Image source: Zhipu Zcode
But code is just the beginning. Research, spreadsheets, PPTs, data analysis, customer service tickets, legal retrieval, recruitment screening, and operational monitoring all have similar characteristics: the task cannot be completed in one sentence, but the success criteria can be written down, the process can be recorded, and the results can be checked.
This is the second value of Loop: to improve the productivity of complex work. Humans no longer need to monitor every step. Instead, they are responsible for setting the direction, checking the results, and modifying the specifications. The developer feedback loop mentioned by Andrew Ng means that AI can accelerate the internal execution loop, but humans still need to judge whether the direction is correct in a higher - level loop.
In addition, an Agent with a poor experience may give people the first impression of being unstable, randomly using tools, and getting further and further off - track. From an engineering perspective, Loop provides a way to ensure reliability.
Under the Loop engineering design, why an Agent searches a certain page, modifies a certain file, calls a certain tool, and judges that the task is completed can all be recorded. Fixes can become skills, and project rules can be written into files like AGENTS.md, CLAUDE.md, or similar memory files. The next time the Agent performs a similar task, it doesn't need to start from scratch again.
However, it should be made clear here that Loop doesn't automatically bring reliability. In fact, a poorly designed Loop will only allow errors to replicate themselves more quickly.
Conclusion
In the past three years, the way we use AI has undergone several major changes, but the underlying logic remains the same: humans issue instructions, AI executes, and humans then judge the results. Humans have always been at the center of the loop and are the core driving force of the entire system. Loop engineering has, for the first time, moved humans from the center of the loop to the outside. Humans are no longer the drivers but the navigators.

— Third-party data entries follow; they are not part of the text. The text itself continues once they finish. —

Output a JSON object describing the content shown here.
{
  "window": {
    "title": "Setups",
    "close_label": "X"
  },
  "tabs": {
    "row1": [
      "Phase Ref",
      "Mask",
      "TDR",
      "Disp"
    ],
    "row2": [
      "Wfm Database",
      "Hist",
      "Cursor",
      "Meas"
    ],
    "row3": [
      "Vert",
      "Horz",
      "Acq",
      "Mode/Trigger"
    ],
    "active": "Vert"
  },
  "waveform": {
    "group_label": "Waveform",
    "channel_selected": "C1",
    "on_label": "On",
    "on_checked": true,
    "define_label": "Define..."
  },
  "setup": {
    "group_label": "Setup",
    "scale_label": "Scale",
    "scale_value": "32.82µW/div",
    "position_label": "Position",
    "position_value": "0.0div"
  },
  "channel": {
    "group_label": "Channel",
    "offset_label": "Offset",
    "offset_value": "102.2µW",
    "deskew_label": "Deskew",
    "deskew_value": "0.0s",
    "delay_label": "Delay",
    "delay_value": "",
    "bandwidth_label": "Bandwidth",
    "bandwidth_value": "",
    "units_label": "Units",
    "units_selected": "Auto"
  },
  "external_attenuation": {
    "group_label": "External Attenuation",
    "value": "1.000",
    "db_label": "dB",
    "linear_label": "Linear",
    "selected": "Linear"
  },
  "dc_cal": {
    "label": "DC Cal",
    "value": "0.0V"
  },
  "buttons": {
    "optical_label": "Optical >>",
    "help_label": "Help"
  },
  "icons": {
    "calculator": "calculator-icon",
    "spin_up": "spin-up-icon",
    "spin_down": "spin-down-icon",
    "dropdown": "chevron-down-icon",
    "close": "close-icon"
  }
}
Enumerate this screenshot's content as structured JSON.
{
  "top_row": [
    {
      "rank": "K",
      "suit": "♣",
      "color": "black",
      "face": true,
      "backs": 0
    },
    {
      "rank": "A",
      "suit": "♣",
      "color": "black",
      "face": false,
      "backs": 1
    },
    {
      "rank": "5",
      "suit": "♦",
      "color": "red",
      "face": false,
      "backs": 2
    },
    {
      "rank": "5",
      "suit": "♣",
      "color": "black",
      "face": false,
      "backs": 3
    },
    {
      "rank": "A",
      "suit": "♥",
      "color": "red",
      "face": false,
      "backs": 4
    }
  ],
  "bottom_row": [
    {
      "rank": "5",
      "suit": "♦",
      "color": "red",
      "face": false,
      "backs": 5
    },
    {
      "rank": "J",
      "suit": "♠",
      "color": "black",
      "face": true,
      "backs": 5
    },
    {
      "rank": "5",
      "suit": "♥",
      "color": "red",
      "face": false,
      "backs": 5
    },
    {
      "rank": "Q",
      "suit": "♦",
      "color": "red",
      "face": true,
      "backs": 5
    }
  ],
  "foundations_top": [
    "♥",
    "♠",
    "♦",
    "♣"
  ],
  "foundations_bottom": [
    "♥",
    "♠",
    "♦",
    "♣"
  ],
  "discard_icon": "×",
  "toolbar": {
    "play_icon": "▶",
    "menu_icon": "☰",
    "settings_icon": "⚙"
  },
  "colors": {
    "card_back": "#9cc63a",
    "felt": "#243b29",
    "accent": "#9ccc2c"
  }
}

The impact of this change will be more profound than expected. For developers, the core competitiveness lies in the ability to define problems and design acceptance criteria. For products, the iteration speed will further accelerate, forcing product teams to understand users and business better because technology is no longer the bottleneck; judgment is.
Of course, all of these are based on one premise: the model still needs to continue to become stronger. How many loops a Loop can run and how complex tasks it can handle ultimately depend on the basic capabilities of the model. If the model goes off - track after just a few steps, then no matter how delicate the Loop design is, it won't work.
Fortunately, judging from the situation this year, the progress of models has not slowed down. GPT - 5.5, Claude 5, GLM - 5.2, M3, K2.6, DeepSeek V4, all companies have updated their models in just six months, and each generation has significantly improved in Agent capabilities.
The models are getting stronger, the Loops are running more smoothly, and humans are stepping back. This trend is already very clear.
This may sound like just an improvement in efficiency, but if you think about it carefully, it may be a crucial step for AI to further transform from a "tool" to a "collaborator". A tool is something you use, and you need to know how to use it and how to operate it at each step. A collaborator is someone you tell the goal, and it figures out the way on its own, and you work together to get the job done.
We may now be standing at this dividing point.